LAWS(PVC)-1927-2-116

TULSHI RAM Vs. BISHNATH PRASAD

Decided On February 23, 1927
TULSHI RAM Appellant
V/S
BISHNATH PRASAD Respondents

JUDGEMENT

(1.) These two appeals are connected and arise out of two suits, the first by Tulshi Ram mortgagee to enforce a mortgage executed by Bishnath Prasad in 1917 and the other a suit for a declaration by Bishnath Prasad's minor son that a simple money decree of 1921 obtained by Tulshi Ram was not binding on the plaintiff. The case for the minor son in both the suits, apart from a denial of consideration, was that Bishnath Prasad was a person of grossly immoral character and that the money taken by him, if at all, was spent on immoral objects. On the other hand Tulshi Ram's position was that the money had been acquired for purposes of legal necessity, family business and for the payment of antecedent debts. In Tulshi Ram's suit the learned Subordinate Judge has found that the full consideration did pass and that the money was taken to a large extent for payment of previous debts, and has passed a personal decree against Bishnath Prasad. He has, however, held that the burden of proving that the previous debts were of a binding character was on Tulshi Ram and that he has failed to discharge that burden. His claim to enforce the mortgage has therefore been disallowed. In the suit brought by the minor son the same learned Subordinate Judge has held that the burden of proving that the antecedent debts were contracted for illegal and immoral purposes lay on the minor and he failed to prove it. He has accordingly dismissed the suit. Both parties have filed cross-appeals.

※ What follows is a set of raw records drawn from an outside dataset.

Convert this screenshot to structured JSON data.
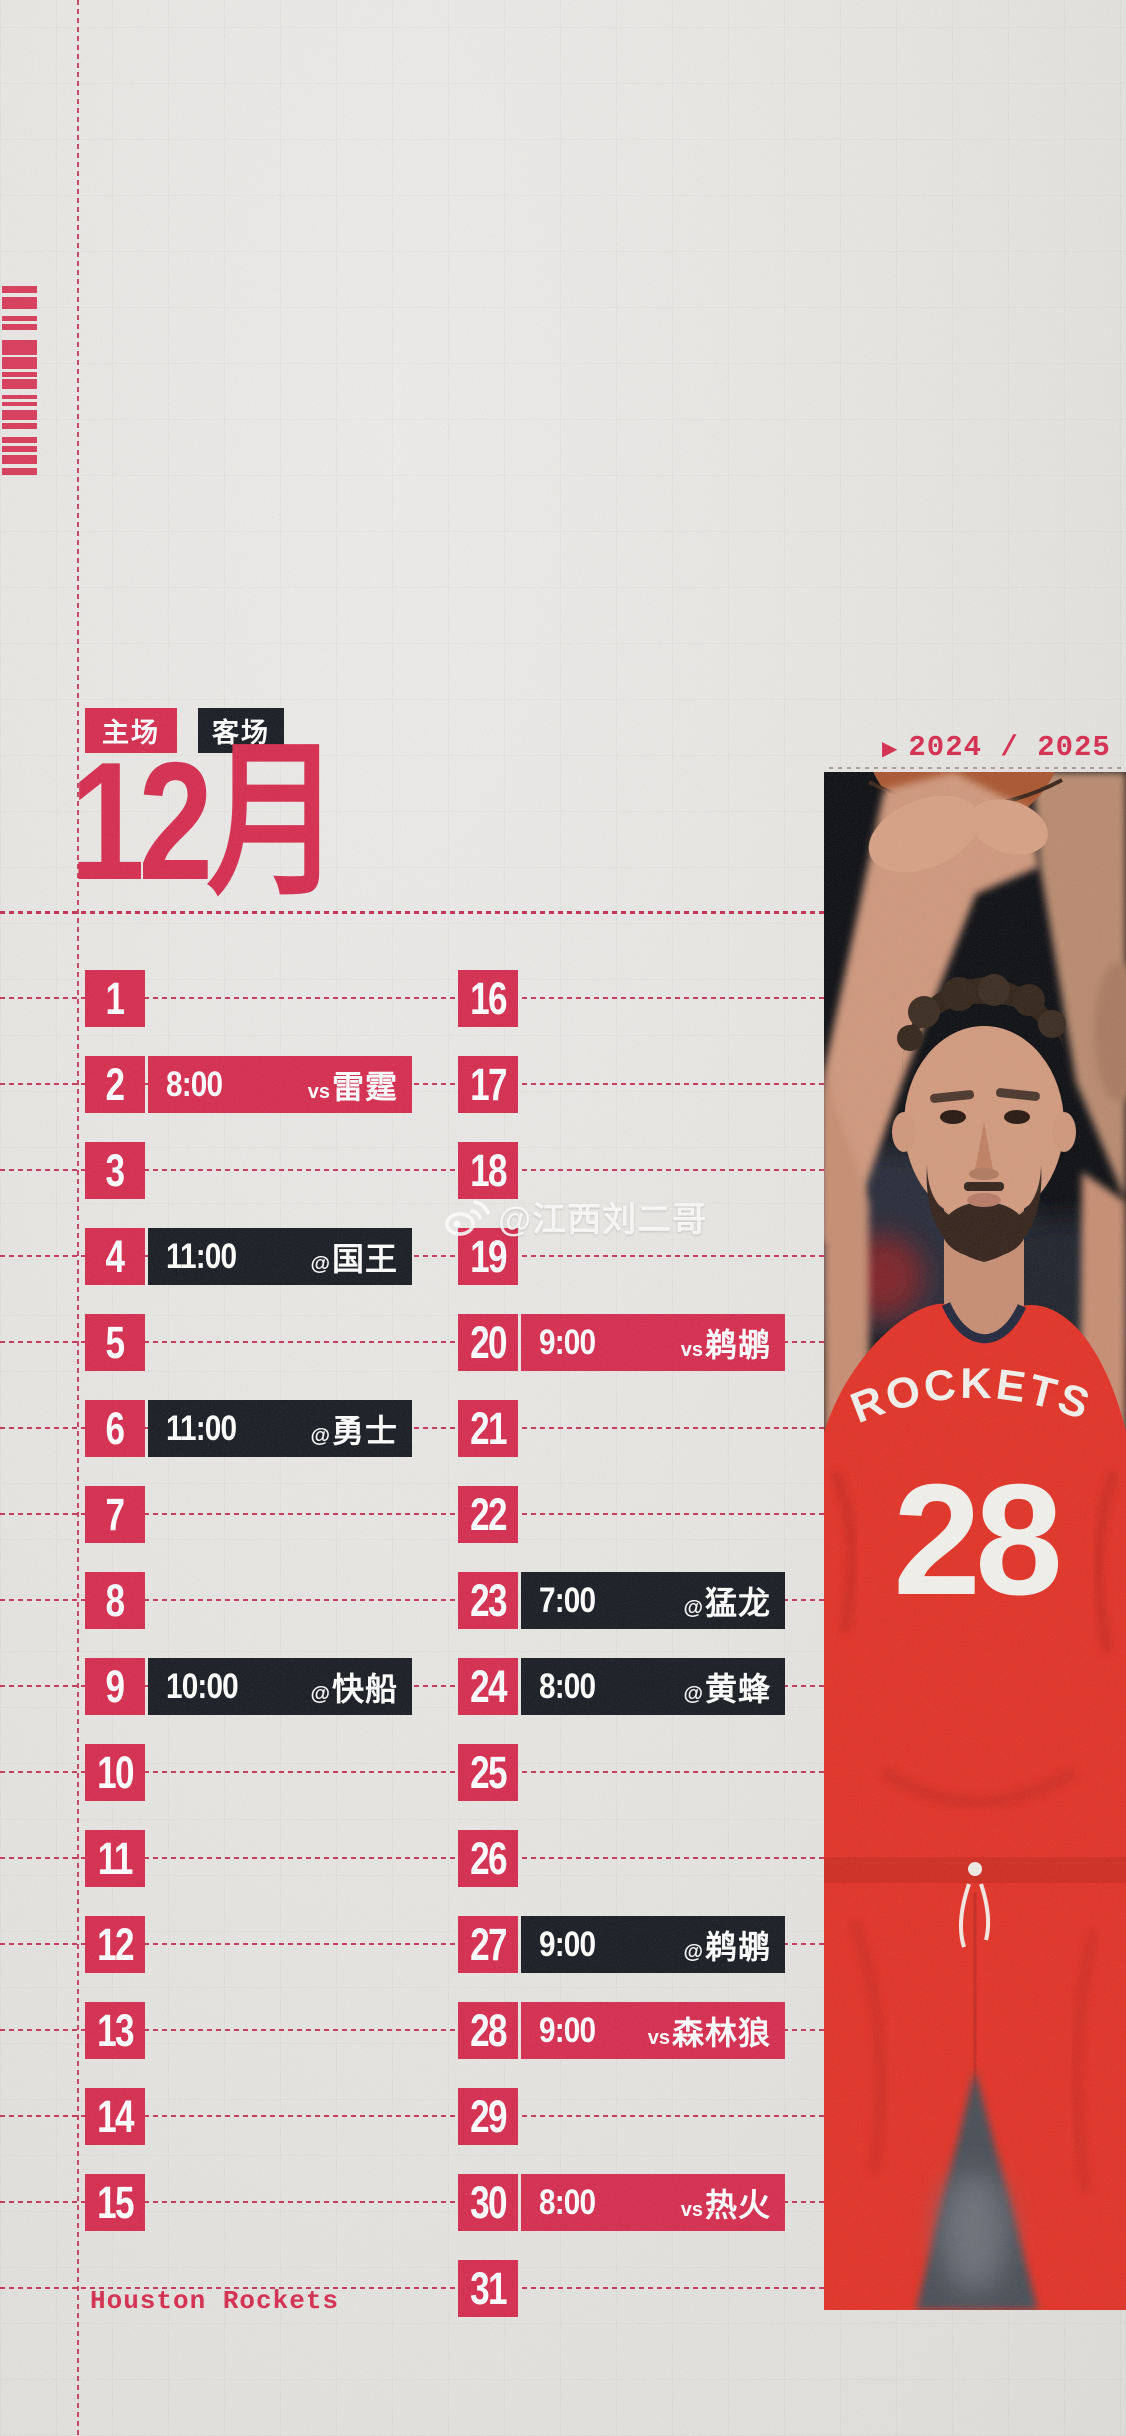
{
  "poster": {
    "season": "2024 / 2025",
    "month_title": "12月",
    "team_en": "Houston Rockets",
    "watermark": "@江西刘二哥",
    "legend": {
      "home": "主场",
      "away": "客场"
    }
  },
  "colors": {
    "accent": "#d62b4e",
    "line": "#c2244a",
    "dark": "#171a21",
    "paper": "#e7e6e4",
    "jersey_red": "#e23125"
  },
  "jersey": {
    "text": "ROCKETS",
    "number": "28"
  },
  "schedule": {
    "columns": [
      {
        "days": [
          {
            "day": "1",
            "game": null
          },
          {
            "day": "2",
            "game": {
              "time": "8:00",
              "prefix": "vs",
              "opponent": "雷霆",
              "venue": "home"
            }
          },
          {
            "day": "3",
            "game": null
          },
          {
            "day": "4",
            "game": {
              "time": "11:00",
              "prefix": "@",
              "opponent": "国王",
              "venue": "away"
            }
          },
          {
            "day": "5",
            "game": null
          },
          {
            "day": "6",
            "game": {
              "time": "11:00",
              "prefix": "@",
              "opponent": "勇士",
              "venue": "away"
            }
          },
          {
            "day": "7",
            "game": null
          },
          {
            "day": "8",
            "game": null
          },
          {
            "day": "9",
            "game": {
              "time": "10:00",
              "prefix": "@",
              "opponent": "快船",
              "venue": "away"
            }
          },
          {
            "day": "10",
            "game": null
          },
          {
            "day": "11",
            "game": null
          },
          {
            "day": "12",
            "game": null
          },
          {
            "day": "13",
            "game": null
          },
          {
            "day": "14",
            "game": null
          },
          {
            "day": "15",
            "game": null
          }
        ]
      },
      {
        "days": [
          {
            "day": "16",
            "game": null
          },
          {
            "day": "17",
            "game": null
          },
          {
            "day": "18",
            "game": null
          },
          {
            "day": "19",
            "game": null
          },
          {
            "day": "20",
            "game": {
              "time": "9:00",
              "prefix": "vs",
              "opponent": "鹈鹕",
              "venue": "home"
            }
          },
          {
            "day": "21",
            "game": null
          },
          {
            "day": "22",
            "game": null
          },
          {
            "day": "23",
            "game": {
              "time": "7:00",
              "prefix": "@",
              "opponent": "猛龙",
              "venue": "away"
            }
          },
          {
            "day": "24",
            "game": {
              "time": "8:00",
              "prefix": "@",
              "opponent": "黄蜂",
              "venue": "away"
            }
          },
          {
            "day": "25",
            "game": null
          },
          {
            "day": "26",
            "game": null
          },
          {
            "day": "27",
            "game": {
              "time": "9:00",
              "prefix": "@",
              "opponent": "鹈鹕",
              "venue": "away"
            }
          },
          {
            "day": "28",
            "game": {
              "time": "9:00",
              "prefix": "vs",
              "opponent": "森林狼",
              "venue": "home"
            }
          },
          {
            "day": "29",
            "game": null
          },
          {
            "day": "30",
            "game": {
              "time": "8:00",
              "prefix": "vs",
              "opponent": "热火",
              "venue": "home"
            }
          },
          {
            "day": "31",
            "game": null
          }
        ]
      }
    ]
  }
}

(2.) We propose to take up F.A. No. 504 of 1923 first. The subject of controversy in this case is the mortgage-deed dated the 14 April 1917, for Rs. 38,000. As stated above, the Court below has found that the whole of the consideration money has been paid by Tulshi Ram. The mortgage-deed recited that Rs. 17,700 were set off on account of debts due to Tulshi Ram himself and had been required for family necessity and for business under Bahi Khata and sarkhats and that the balance of Rs. 20,300 was taken in cash from the mortgagee for payment of previous valid debts due to other creditors. According to the plaintiffs account books Rs. 17,700 were due to him on previous accounts including large Sums advanced shortly before the mortgage-deed to pay off certain previous creditors. The cash consideration of Rs. 20,300 was actually paid to Bishnath Prasad before the sub-registrar. That the first portion of the consideration was actually due to Tulshi Ram is not now disputed before us. There is thus no suggestion that Tulshi Ram has played any trick and taken the mortgage-deed for an inflated amount. In fact the learned Subordinate Judge has passed a personal decree for the whole amount together with full interest against the executant, Bishnath Prasad, who has submitted to the decree and has not chosen to appeal from it. It is, therefore, quite clear that the payment of the full consideration is established. Indeed the learned advocates for the appellant have not challenged that part of the finding of the Court below.

(3.) The learned Subordinate Judge has, in our opinion, been led into error by the supposition that even if the mortgagee proves that the amount of the mortgage money was required for the payment of antecedent debts, it was still incumbent upon him to prove that there was legal necessity for those earlier debts. His whole judgment is affected by this assumption. When dealing with the various items of the mortgage money and the debts for the payment of which they were taken he has over and over again repeated that the plaintiff has failed to prove necessity for these earlier debts. In this view his chief reliance is on the case of Maharaj Singh V/s. Balwant Singh [1906] 28 All. 508 He has quoted the following passage, from the judgment in that case: It has been repeatedly held in this High Court the where a Hindu, son comes into Court to assail either a mortgage made by his father or a decree passed against his father or a sale held or threatened in execution of such a decree, it rests upon him to show that the debt in respect of which the decree was obtained was of such a character that he would not the under a pious obligation to discharge it.... But the appellant in this case is not the assailant, he is defending his title.